I observed a bolt of lightning, whipping the ground somewhere far away. As if it was abusing our earth for some sort of wrongdoing. I heard a slight whimper – it was quite muffled, actually, and it may have meant to be a scream. Or perhaps whoever the noise came from couldn't bring themselves to shout at full volume, and interrupt the stony cold silence that filled the street. I looked around; there isn't anyone. Maybe I'm beginning to hear things. I haven't been to a doctor in years – there has to be something wrong with me. But, no; I hear another whimper. This one a bit louder than the last, and it is certainly a whimper, and not a scream. It's probably a cat or something, left out in the rain by its owner. I should really keep going; I don't really want to be late.

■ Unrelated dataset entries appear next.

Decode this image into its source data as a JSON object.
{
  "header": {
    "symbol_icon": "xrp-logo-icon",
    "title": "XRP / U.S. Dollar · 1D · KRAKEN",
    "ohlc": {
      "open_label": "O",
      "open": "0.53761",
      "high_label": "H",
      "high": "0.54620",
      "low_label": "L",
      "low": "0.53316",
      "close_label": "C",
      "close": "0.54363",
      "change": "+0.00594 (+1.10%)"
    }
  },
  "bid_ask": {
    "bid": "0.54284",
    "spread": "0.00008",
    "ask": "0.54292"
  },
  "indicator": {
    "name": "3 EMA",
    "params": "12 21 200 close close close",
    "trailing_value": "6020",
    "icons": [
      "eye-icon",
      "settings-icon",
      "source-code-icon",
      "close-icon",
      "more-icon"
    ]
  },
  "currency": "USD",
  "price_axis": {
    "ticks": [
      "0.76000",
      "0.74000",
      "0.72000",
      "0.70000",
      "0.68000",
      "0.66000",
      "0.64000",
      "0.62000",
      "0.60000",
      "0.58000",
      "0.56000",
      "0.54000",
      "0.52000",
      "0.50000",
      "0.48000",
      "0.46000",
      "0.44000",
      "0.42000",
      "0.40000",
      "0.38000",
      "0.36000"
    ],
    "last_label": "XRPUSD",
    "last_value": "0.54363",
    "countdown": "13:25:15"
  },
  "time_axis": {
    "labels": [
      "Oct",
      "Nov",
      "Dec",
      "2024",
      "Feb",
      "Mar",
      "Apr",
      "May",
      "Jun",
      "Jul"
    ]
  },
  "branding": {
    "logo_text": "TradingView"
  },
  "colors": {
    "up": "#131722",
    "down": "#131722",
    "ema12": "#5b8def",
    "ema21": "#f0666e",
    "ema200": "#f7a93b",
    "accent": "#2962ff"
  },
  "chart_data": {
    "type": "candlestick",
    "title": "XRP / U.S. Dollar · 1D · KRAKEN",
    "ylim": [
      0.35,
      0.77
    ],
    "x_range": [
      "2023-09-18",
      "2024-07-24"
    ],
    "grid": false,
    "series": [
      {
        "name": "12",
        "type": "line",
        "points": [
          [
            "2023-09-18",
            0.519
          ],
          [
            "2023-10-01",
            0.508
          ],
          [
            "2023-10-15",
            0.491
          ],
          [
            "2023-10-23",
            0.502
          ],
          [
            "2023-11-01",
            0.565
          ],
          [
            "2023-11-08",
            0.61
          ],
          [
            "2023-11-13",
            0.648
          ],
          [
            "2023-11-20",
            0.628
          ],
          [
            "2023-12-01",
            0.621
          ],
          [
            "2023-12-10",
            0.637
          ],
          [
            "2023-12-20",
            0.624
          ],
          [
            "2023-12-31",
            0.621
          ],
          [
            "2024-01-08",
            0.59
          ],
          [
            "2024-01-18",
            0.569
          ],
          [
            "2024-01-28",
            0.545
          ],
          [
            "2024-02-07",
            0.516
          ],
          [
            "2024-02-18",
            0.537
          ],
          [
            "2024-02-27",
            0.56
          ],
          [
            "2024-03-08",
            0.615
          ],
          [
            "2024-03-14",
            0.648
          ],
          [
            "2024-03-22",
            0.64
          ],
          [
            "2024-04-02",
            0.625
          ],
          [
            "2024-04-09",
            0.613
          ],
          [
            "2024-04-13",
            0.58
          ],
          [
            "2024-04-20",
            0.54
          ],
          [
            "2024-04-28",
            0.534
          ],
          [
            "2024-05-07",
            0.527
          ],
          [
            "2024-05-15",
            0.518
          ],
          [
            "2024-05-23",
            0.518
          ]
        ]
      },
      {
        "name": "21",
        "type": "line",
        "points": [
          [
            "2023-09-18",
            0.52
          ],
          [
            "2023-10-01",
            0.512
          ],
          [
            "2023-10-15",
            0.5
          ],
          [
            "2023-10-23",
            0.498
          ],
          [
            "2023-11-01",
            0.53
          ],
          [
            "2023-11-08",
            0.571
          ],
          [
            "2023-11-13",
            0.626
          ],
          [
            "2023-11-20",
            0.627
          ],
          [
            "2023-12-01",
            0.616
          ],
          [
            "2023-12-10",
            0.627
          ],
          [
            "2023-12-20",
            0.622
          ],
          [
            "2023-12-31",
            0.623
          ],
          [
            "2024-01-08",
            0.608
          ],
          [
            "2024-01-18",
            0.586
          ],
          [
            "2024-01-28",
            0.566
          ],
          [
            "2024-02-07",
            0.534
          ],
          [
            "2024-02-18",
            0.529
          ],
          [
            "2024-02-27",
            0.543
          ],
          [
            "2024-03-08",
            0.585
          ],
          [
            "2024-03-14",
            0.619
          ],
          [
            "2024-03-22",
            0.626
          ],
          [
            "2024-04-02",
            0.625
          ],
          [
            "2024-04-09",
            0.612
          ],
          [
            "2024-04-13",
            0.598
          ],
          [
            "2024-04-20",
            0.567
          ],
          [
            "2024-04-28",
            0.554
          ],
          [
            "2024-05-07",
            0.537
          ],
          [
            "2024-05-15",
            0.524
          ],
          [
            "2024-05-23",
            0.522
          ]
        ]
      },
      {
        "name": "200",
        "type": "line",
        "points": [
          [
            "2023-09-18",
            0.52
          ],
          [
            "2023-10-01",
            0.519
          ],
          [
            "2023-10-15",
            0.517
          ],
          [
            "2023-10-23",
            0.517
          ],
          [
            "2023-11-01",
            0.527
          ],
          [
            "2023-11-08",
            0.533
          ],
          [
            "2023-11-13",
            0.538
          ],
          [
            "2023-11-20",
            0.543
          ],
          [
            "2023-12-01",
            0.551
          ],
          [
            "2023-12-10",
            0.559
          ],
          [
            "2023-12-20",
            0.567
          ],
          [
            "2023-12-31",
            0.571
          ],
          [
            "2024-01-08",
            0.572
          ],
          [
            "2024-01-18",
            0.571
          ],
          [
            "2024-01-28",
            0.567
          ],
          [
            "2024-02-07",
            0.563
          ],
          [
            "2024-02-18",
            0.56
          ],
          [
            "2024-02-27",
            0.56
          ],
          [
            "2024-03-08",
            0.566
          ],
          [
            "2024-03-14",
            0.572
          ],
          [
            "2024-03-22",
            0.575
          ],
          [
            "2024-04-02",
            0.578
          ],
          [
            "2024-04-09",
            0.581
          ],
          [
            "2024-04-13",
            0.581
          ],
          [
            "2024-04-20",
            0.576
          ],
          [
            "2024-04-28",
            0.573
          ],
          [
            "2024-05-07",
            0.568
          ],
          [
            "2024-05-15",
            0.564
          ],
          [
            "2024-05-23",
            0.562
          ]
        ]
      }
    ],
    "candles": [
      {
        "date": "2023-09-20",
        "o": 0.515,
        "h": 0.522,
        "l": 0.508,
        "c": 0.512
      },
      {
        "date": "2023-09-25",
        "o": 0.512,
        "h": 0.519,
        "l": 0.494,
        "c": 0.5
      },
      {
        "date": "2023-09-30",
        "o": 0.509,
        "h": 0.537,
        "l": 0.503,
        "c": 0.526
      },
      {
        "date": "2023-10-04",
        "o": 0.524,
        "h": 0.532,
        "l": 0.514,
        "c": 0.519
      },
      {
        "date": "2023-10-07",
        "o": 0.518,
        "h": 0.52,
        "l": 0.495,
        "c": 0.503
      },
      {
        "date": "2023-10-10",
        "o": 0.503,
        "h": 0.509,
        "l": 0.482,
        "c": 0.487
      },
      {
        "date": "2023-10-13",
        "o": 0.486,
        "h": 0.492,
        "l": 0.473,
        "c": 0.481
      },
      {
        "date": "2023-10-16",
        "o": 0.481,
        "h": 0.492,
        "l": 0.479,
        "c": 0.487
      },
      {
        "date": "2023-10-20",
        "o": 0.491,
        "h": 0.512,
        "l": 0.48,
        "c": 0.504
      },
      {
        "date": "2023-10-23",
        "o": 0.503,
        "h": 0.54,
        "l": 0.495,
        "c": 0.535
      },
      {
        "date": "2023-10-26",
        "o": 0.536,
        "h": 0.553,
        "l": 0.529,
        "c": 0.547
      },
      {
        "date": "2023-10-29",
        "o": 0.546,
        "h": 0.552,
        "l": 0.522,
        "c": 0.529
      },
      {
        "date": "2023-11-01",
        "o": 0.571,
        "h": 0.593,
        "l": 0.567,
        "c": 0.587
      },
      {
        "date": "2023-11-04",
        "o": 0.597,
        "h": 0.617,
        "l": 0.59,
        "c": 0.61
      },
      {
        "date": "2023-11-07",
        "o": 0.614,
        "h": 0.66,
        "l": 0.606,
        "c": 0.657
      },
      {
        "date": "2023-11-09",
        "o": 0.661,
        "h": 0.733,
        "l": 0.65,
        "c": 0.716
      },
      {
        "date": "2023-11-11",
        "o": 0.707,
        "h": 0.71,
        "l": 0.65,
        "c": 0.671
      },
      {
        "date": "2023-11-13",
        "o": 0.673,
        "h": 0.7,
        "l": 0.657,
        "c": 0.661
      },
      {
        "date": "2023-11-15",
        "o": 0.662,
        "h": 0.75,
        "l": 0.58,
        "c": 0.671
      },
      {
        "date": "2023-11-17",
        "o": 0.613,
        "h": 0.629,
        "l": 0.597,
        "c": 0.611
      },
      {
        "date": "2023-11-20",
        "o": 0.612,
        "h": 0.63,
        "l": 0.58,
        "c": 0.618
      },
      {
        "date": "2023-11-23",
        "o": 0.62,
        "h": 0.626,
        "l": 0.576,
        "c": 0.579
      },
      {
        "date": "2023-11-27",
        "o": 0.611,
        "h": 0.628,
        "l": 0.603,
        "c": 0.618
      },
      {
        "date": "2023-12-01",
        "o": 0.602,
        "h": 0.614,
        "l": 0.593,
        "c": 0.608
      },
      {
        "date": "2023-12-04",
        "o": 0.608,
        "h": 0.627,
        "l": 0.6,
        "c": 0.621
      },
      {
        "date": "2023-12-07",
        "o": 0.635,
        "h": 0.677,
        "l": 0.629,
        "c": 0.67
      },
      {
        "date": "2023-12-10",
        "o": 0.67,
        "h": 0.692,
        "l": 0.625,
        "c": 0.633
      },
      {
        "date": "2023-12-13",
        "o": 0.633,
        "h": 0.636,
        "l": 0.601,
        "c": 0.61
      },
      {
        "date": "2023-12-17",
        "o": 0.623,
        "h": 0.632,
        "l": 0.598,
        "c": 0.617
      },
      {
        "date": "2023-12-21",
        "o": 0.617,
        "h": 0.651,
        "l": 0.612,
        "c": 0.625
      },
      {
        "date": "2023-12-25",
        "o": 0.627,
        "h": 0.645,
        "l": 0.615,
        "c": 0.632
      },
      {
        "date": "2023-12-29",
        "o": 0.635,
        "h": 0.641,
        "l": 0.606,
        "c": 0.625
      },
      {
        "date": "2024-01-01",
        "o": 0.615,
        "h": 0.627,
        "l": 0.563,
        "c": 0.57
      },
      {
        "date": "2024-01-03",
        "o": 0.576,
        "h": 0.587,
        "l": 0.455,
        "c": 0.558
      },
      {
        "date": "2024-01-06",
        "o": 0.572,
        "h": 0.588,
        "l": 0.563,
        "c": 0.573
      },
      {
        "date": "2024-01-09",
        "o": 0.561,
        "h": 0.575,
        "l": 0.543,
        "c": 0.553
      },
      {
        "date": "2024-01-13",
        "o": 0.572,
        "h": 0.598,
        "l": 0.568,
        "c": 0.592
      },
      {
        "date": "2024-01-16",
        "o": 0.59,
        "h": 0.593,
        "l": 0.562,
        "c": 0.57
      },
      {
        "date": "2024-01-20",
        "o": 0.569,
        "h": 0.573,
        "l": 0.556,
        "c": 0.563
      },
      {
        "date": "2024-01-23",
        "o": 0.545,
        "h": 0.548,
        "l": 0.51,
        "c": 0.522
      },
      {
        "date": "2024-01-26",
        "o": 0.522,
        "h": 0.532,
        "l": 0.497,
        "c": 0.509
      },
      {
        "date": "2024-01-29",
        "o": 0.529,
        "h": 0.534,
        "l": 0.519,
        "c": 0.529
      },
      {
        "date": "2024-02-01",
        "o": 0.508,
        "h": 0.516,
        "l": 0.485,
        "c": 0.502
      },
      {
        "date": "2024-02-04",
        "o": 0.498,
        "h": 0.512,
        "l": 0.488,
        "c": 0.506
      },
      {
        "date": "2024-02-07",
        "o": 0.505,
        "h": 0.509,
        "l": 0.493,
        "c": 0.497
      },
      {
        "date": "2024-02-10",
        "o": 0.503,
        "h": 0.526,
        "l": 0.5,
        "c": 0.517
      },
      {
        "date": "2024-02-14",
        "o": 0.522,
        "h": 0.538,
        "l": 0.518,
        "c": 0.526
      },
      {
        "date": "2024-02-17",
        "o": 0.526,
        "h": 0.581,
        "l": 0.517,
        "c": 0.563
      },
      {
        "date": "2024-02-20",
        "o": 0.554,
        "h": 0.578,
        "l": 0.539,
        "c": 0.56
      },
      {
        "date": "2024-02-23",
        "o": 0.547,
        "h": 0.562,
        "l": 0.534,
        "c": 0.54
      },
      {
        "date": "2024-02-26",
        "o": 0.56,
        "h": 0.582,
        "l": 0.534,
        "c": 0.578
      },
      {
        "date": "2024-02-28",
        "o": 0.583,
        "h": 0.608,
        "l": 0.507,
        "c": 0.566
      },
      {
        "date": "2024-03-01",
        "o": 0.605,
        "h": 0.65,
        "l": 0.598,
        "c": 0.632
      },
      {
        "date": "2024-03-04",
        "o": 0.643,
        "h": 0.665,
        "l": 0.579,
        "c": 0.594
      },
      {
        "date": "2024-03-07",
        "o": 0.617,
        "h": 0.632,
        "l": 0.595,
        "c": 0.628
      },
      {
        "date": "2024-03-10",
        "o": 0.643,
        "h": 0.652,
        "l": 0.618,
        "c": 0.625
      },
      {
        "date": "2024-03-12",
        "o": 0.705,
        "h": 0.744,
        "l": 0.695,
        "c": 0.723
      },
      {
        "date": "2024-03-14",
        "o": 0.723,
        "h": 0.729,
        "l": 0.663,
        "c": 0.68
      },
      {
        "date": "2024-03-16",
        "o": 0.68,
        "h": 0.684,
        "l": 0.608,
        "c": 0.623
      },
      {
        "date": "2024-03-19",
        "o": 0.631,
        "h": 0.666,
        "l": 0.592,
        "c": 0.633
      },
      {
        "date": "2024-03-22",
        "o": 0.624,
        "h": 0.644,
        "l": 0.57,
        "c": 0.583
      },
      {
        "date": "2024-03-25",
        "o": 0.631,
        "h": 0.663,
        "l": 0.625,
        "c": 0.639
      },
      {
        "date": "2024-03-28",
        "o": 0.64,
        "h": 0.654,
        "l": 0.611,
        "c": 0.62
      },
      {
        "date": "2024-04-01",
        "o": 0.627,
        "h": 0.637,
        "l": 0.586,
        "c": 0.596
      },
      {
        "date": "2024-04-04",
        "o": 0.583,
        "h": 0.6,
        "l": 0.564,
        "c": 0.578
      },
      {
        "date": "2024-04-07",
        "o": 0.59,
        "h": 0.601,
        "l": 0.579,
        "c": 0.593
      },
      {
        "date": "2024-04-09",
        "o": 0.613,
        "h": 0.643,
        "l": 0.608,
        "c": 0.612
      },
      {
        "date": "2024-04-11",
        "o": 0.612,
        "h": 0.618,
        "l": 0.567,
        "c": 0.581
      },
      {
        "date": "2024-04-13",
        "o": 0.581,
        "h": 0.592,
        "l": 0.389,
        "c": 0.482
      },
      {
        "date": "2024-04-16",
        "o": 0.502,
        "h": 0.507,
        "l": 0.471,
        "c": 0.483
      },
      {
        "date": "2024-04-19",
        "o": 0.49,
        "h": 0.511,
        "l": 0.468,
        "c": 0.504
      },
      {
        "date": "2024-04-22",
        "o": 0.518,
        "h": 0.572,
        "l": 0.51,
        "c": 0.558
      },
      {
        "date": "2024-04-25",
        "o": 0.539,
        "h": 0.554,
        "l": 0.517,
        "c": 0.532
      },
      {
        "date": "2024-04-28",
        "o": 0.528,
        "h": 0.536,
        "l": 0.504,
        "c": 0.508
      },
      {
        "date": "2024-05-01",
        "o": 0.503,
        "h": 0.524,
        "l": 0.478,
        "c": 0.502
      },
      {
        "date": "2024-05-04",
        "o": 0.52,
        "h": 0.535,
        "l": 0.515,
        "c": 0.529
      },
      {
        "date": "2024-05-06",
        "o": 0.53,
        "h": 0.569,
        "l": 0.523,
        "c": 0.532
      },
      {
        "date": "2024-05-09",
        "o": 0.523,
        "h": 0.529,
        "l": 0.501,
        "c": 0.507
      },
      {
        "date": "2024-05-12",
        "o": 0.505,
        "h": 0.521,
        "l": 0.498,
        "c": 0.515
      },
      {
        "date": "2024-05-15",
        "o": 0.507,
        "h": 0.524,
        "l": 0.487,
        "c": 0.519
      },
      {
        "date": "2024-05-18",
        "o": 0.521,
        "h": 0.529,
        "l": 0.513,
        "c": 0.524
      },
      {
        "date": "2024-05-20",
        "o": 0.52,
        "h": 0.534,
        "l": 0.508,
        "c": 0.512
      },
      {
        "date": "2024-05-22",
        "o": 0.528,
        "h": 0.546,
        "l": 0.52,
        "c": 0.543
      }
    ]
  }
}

I feel something tug downwards on my jacket. I glance to my left and see a child; a little girl, surely no older than seven or eight. She has a sheepish look on her face, which looks frail and sickly. The child looks a bit like a doll; fragile. If I touch her, I'm afraid she'll break. I can barely see her face; it's covered in dirt and mud, and who knows what else. She coughs, stumbles forward, and grips harder on my jacket.
"What do you want kid? I don't have time for you." I say.
"The military. Keep me away from them." She says, faltering. Her voice is childlike, yet seems far away and distant. She looks upwards at me, eyes barely open.
"Wait a second? What are you talking about?" I question.
Before she can even offer an answer, she falls to the ground. I stand there, unknowing what to do; bewildered, and confused. Tears continue to tumble from the sky, beating down on the girls' small body. I really hate Mondays. And I really hate the rain.